When debt can not be increased at the same pace as growth of paper money, then, suppressed inflation is bound to re-surge. Today, that is what is happening as due to soveriegn debt crisis there is enormous pressure on countries to contain debt. The total money supply is almost doubling in every 4-5 years and so as our national debt and GDP.

RBI is raising interest rates but at the same time pumping money into the economy, thus neutralizing any measure taken to suck liquidity from the system and therefore we are not getting much relief from inflation despite of series of interest rate hikes in last 1 year.

Growth and inflation are synonym as growth of paper money (which is not based on gold after 1971 when Richard Nixon brought the Brettonwood system down unilaterally) devalues currency and there is no resultant automatic rise in commodity production as is assumed by keynesian philosophers. Instead, growth of paper money with negative real interest rates encourages speculative investment by way of financial markets thereby turning the whole economy into a casino economy where wealth is not created but only redistributed. This is the cause of rich becoming richer and poor becoming poorer.
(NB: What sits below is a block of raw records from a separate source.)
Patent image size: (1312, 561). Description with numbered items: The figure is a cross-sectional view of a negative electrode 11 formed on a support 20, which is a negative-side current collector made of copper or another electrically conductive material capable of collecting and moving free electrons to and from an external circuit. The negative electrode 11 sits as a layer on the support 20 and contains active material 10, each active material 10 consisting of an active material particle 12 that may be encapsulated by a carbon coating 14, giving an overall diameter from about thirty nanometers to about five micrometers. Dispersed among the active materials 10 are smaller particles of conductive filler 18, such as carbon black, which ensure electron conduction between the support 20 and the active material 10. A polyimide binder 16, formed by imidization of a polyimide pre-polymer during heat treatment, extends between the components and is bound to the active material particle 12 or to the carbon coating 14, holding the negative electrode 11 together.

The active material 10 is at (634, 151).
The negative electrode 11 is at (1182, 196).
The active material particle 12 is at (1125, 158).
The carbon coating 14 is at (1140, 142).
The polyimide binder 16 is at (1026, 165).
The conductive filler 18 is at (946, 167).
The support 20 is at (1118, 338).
Currency devaluation by way of Quantitative easing and fractional reserve system is a day light robbery of buying power of real wealth generator such as a farmer who, after great deal of pain and hard work, earns this buying power stored in a paper currency. However more cheaply printed money takes away store of value function of money and reduces its buying power. Why do you think counterfeit is bad? because counterfeit works like adding water to milk thereby reducing milk’s potency. In the same way when new cheaply printed money is added to already existing money than it reduces the buying power of existing money because more money is now available to chase same supply.